Experiential Viewpoint Expression (E.V.E.):
Embodied/Disembodied, 1st/3rd person visual, 3rd person narrative, participant, deity
*The audience begins seemingly as an individual who can walk through a lobby, eavesdrop and operate on someone. However, later their visual and narrative POVs switch and, in moments, the camera choices the audience can make gives them the opportunity to switch between an embodied and disembodied experience.
Note: Not all experiences have stories and not all experiences are games. This is fine; the following sections—Story Anchor and Pillars of Game—are not to judge.
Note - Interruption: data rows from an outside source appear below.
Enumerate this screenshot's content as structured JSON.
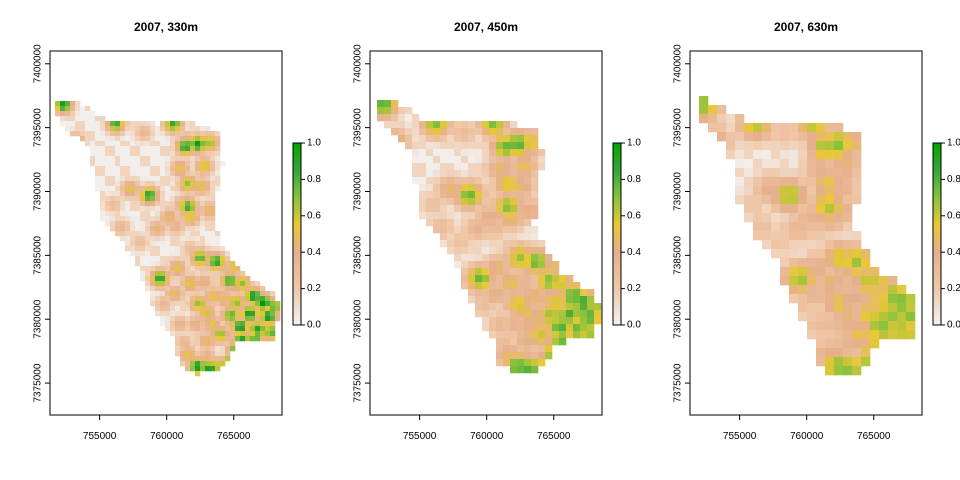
{
  "chart_data": [
    {
      "type": "heatmap",
      "title": "2007, 330m",
      "xlabel": "",
      "ylabel": "",
      "xlim": [
        751300,
        768600
      ],
      "ylim": [
        7372500,
        7401000
      ],
      "x_ticks": [
        755000,
        760000,
        765000
      ],
      "x_tick_labels": [
        "755000",
        "760000",
        "765000"
      ],
      "y_ticks": [
        7375000,
        7380000,
        7385000,
        7390000,
        7395000,
        7400000
      ],
      "y_tick_labels": [
        "7375000",
        "7380000",
        "7385000",
        "7390000",
        "7395000",
        "7400000"
      ],
      "legend": {
        "min": 0.0,
        "max": 1.0,
        "ticks": [
          0.0,
          0.2,
          0.4,
          0.6,
          0.8,
          1.0
        ],
        "tick_labels": [
          "0.0",
          "0.2",
          "0.4",
          "0.6",
          "0.8",
          "1.0"
        ]
      }
    },
    {
      "type": "heatmap",
      "title": "2007, 450m",
      "xlabel": "",
      "ylabel": "",
      "xlim": [
        751300,
        768600
      ],
      "ylim": [
        7372500,
        7401000
      ],
      "x_ticks": [
        755000,
        760000,
        765000
      ],
      "x_tick_labels": [
        "755000",
        "760000",
        "765000"
      ],
      "y_ticks": [
        7375000,
        7380000,
        7385000,
        7390000,
        7395000,
        7400000
      ],
      "y_tick_labels": [
        "7375000",
        "7380000",
        "7385000",
        "7390000",
        "7395000",
        "7400000"
      ],
      "legend": {
        "min": 0.0,
        "max": 1.0,
        "ticks": [
          0.0,
          0.2,
          0.4,
          0.6,
          0.8,
          1.0
        ],
        "tick_labels": [
          "0.0",
          "0.2",
          "0.4",
          "0.6",
          "0.8",
          "1.0"
        ]
      }
    },
    {
      "type": "heatmap",
      "title": "2007, 630m",
      "xlabel": "",
      "ylabel": "",
      "xlim": [
        751300,
        768600
      ],
      "ylim": [
        7372500,
        7401000
      ],
      "x_ticks": [
        755000,
        760000,
        765000
      ],
      "x_tick_labels": [
        "755000",
        "760000",
        "765000"
      ],
      "y_ticks": [
        7375000,
        7380000,
        7385000,
        7390000,
        7395000,
        7400000
      ],
      "y_tick_labels": [
        "7375000",
        "7380000",
        "7385000",
        "7390000",
        "7395000",
        "7400000"
      ],
      "legend": {
        "min": 0.0,
        "max": 1.0,
        "ticks": [
          0.0,
          0.2,
          0.4,
          0.6,
          0.8,
          1.0
        ],
        "tick_labels": [
          "0.0",
          "0.2",
          "0.4",
          "0.6",
          "0.8",
          "1.0"
        ]
      }
    }
  ],
  "region": {
    "outline": [
      [
        752000,
        7397200
      ],
      [
        753500,
        7397000
      ],
      [
        754800,
        7396000
      ],
      [
        755800,
        7395400
      ],
      [
        757200,
        7395500
      ],
      [
        759500,
        7395300
      ],
      [
        761200,
        7395600
      ],
      [
        763000,
        7395000
      ],
      [
        764000,
        7394500
      ],
      [
        764200,
        7392000
      ],
      [
        763800,
        7390000
      ],
      [
        763500,
        7387500
      ],
      [
        764300,
        7385500
      ],
      [
        765500,
        7383800
      ],
      [
        766800,
        7382800
      ],
      [
        768200,
        7381800
      ],
      [
        768400,
        7380300
      ],
      [
        768000,
        7378500
      ],
      [
        765300,
        7378200
      ],
      [
        764700,
        7377000
      ],
      [
        763800,
        7375900
      ],
      [
        762000,
        7375700
      ],
      [
        760900,
        7376500
      ],
      [
        760500,
        7378500
      ],
      [
        759500,
        7379800
      ],
      [
        758800,
        7381500
      ],
      [
        758200,
        7383000
      ],
      [
        757500,
        7385000
      ],
      [
        756700,
        7386000
      ],
      [
        756000,
        7386900
      ],
      [
        755200,
        7387900
      ],
      [
        754900,
        7389500
      ],
      [
        754500,
        7392000
      ],
      [
        754000,
        7393800
      ],
      [
        753000,
        7394500
      ],
      [
        751900,
        7395600
      ],
      [
        751600,
        7397000
      ]
    ],
    "background_value": 0.02,
    "hotspots": [
      [
        752300,
        7396800,
        0.95
      ],
      [
        753200,
        7393900,
        0.6
      ],
      [
        756200,
        7395300,
        0.85
      ],
      [
        758300,
        7394600,
        0.35
      ],
      [
        760500,
        7395300,
        0.85
      ],
      [
        761500,
        7394000,
        0.45
      ],
      [
        761400,
        7393500,
        0.9
      ],
      [
        762300,
        7393700,
        0.95
      ],
      [
        763200,
        7393800,
        0.7
      ],
      [
        762800,
        7392000,
        0.6
      ],
      [
        761000,
        7391800,
        0.55
      ],
      [
        761600,
        7390600,
        0.7
      ],
      [
        762600,
        7390400,
        0.55
      ],
      [
        757300,
        7390200,
        0.55
      ],
      [
        758700,
        7389700,
        0.9
      ],
      [
        761200,
        7389000,
        0.5
      ],
      [
        761600,
        7388800,
        0.85
      ],
      [
        756000,
        7389000,
        0.3
      ],
      [
        760200,
        7388000,
        0.5
      ],
      [
        761800,
        7388000,
        0.6
      ],
      [
        763200,
        7388500,
        0.5
      ],
      [
        756600,
        7387200,
        0.35
      ],
      [
        759300,
        7387100,
        0.45
      ],
      [
        760700,
        7387300,
        0.4
      ],
      [
        758000,
        7386000,
        0.3
      ],
      [
        761800,
        7385500,
        0.3
      ],
      [
        762500,
        7384800,
        0.8
      ],
      [
        763700,
        7384500,
        0.9
      ],
      [
        765000,
        7384100,
        0.55
      ],
      [
        760800,
        7384000,
        0.55
      ],
      [
        759500,
        7383200,
        0.9
      ],
      [
        761800,
        7382800,
        0.6
      ],
      [
        762800,
        7382900,
        0.45
      ],
      [
        764700,
        7383000,
        0.85
      ],
      [
        765600,
        7382800,
        0.7
      ],
      [
        760600,
        7382000,
        0.5
      ],
      [
        759800,
        7381200,
        0.35
      ],
      [
        762400,
        7381200,
        0.7
      ],
      [
        763500,
        7381800,
        0.55
      ],
      [
        764300,
        7381600,
        0.5
      ],
      [
        765200,
        7381300,
        0.7
      ],
      [
        766500,
        7381800,
        0.95
      ],
      [
        767200,
        7381300,
        1.0
      ],
      [
        768000,
        7381000,
        0.8
      ],
      [
        763000,
        7380500,
        0.6
      ],
      [
        764800,
        7380300,
        0.8
      ],
      [
        766200,
        7380400,
        0.95
      ],
      [
        767600,
        7380200,
        0.95
      ],
      [
        761000,
        7379600,
        0.4
      ],
      [
        762200,
        7379600,
        0.45
      ],
      [
        763400,
        7379600,
        0.55
      ],
      [
        765500,
        7379400,
        0.95
      ],
      [
        766800,
        7379200,
        0.9
      ],
      [
        767800,
        7379000,
        0.8
      ],
      [
        761300,
        7378200,
        0.35
      ],
      [
        763000,
        7378300,
        0.5
      ],
      [
        764000,
        7378800,
        0.7
      ],
      [
        765600,
        7378400,
        0.9
      ],
      [
        766600,
        7378300,
        0.85
      ],
      [
        761600,
        7377200,
        0.55
      ],
      [
        763000,
        7377000,
        0.45
      ],
      [
        765200,
        7377600,
        0.85
      ],
      [
        765000,
        7376700,
        1.0
      ],
      [
        762300,
        7376300,
        0.95
      ],
      [
        763200,
        7376100,
        0.95
      ],
      [
        764000,
        7376300,
        0.7
      ]
    ]
  }
}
As The Look Club is interested in exploring the presence of story and game in immersive narrative experiences, the aforementioned sections evaluate whatever elements of each happen to be present for our collective education and a stronger understanding of the experience’s structure.
For the characters’ stories, see summaries for The Cherry Orchard by Anton Chekhov.
The audience’s story, while somewhat challenging to pin down, might go as follows:
When you arrive in a hallway, you eavesdrop on Ranevskaya through a door, and then you are invited to bid on her precious cherry orchard.
Pillars of Game:
Voluntary Participation — check!
Goal — Unclear.
Rules — Unclear.
Feedback — In the opening lobby, when the audience member clicks on the various arrow icons on screen, their view changes as if they are walking through the virtual space. In the operation game, sometimes removing an item worked and sometimes it set off the “alarm.” What made the difference was unclear. Regarding the camera choices, when you click a camera angle icon, it changes the camera angle through which the viewer is watching the play.
Who Should Experience This?
Fans of Jessica Hecht and/or Mikhail Baryshnikov. Those who are curious to have a front-row seat as theatre experiments with cutting edge technology.